We finally consider the defense of defendant that plaintiff, when he ceased to work at 10:30 or 11:00 o'clock in the morning, was no longer an employee and therefore not in the course and scope of his employment at the time of his injury at 5:00 p.m.

The evidence discloses that the job was more than ten miles out in the country from plaintiff's home in Monroe. The habit and accepted practice of plaintiff and other employees was to ride both to and from work on the trucks used on the job. Plaintiff had gone out that morning with the bona fide intention of working and did work for several hours. The evidence does not establish defendant's contention that plaintiff intended to permanently quit the piece-work pile peeling. His own testimony was that he expected to go back to work. Defendant's foreman Sam King is not conclusive either way, as noted from the following answer: "He said he (plaintiff) had quit, he wasn't going to peel no more piles today, it is too hot, and I never asked him whether he was coming back the next day nor nothing about it."
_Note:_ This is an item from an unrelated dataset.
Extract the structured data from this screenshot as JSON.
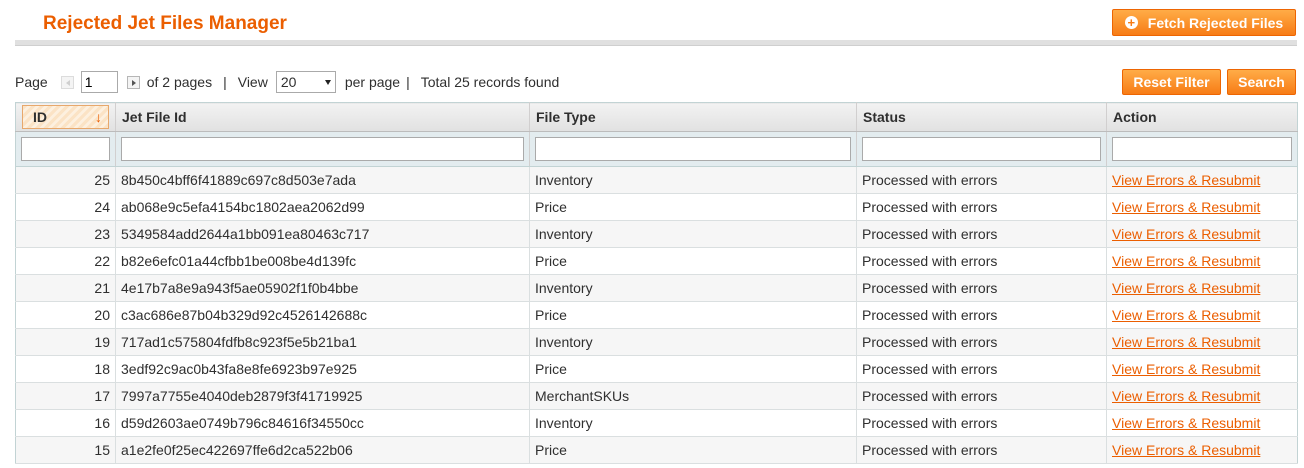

Defendant and his foreman both knew that plaintiff, although he had ceased to work on the job, expected to avail himself of the usual means of transportation back to his home. The fact that defendant's foreman had accepted responsibility for assisting plaintiff in returning to his home is shown by his suggestion that plaintiff might ride back to Monroe in defendant's automobile. The suggestion was not followed only because defendant expected to go to another location before returning. Had defendant's foreman, when plaintiff notified him that he was quitting, advised *Page 486 plaintiff that he would not be permitted to ride on one of the trucks, or had defendant insisted that plaintiff go back with him at noon, a different question might be presented. The evidence, however, discloses that defendant and his foreman knew that plaintiff expected to ride home on the truck and that plaintiff's return to Monroe on the truck was with the tacit consent of defendant and his foreman.

While each case must necessarily be decided often on its own facts and circumstances, the above finding is the more logical because plaintiff's job was at a considerable distance from his home and in a remote locality, A further circumstance in favor of not penalizing plaintiff by holding that his ride home had been forfeited by virtue of his quitting before noon was the fact that he was engaged in piecework; paid only for the poles actually peeled and under no commitment to work at regular hours or for a full day, and his decision to cease work on account of the heat and his weakened condition caused no particular inconvenience to defendant or others on the job. Under the circumstances of the case before us, and in the light of the above cited cases, plaintiff is entitled to compensation for his injuries.

He was paid three cents per lineal foot for one type of piling and two cents per lineal foot for another. The record shows that his earnings under this scale for two full days and the portion of the third day which he worked for defendant amounted to a total of $12.06. Plaintiff testified that he worked until mid-afternoon of the third day. Our appreciation of the record indicates that he quit work before noon at a time when he had not completed the peeling of the seventy foot piling, pay for which was included in the $12.06 paid. Plaintiff was fifty-five years of age and not robust and eager in his work. We have concluded that a fair basis for setting his rate of pay would be to accept the $12.06 as two and one-half days' or one-half week's pay. Consequently, his rate of compensation would be 65% of $24.12, or $15.68 per week.

Plaintiff has asked for judgment for future medical expenses. These were not established with the required certainty.

For the reasons assigned, the judgment appealed from is reversed and judgment is now rendered in favor of plaintiff, Albert L. Guthrie, and against defendant, B. I. McGuffy, awarding plaintiff compensation during disability, not exceeding four hundred weeks, at the rate of $15.63 per week beginning August 6, 1948, with 5% per annum interest from the date due until paid, less the credit of $100.00 previously paid. Plaintiff's claim for medical expenses is dismissed as of nonsuit. Defendant to pay all costs.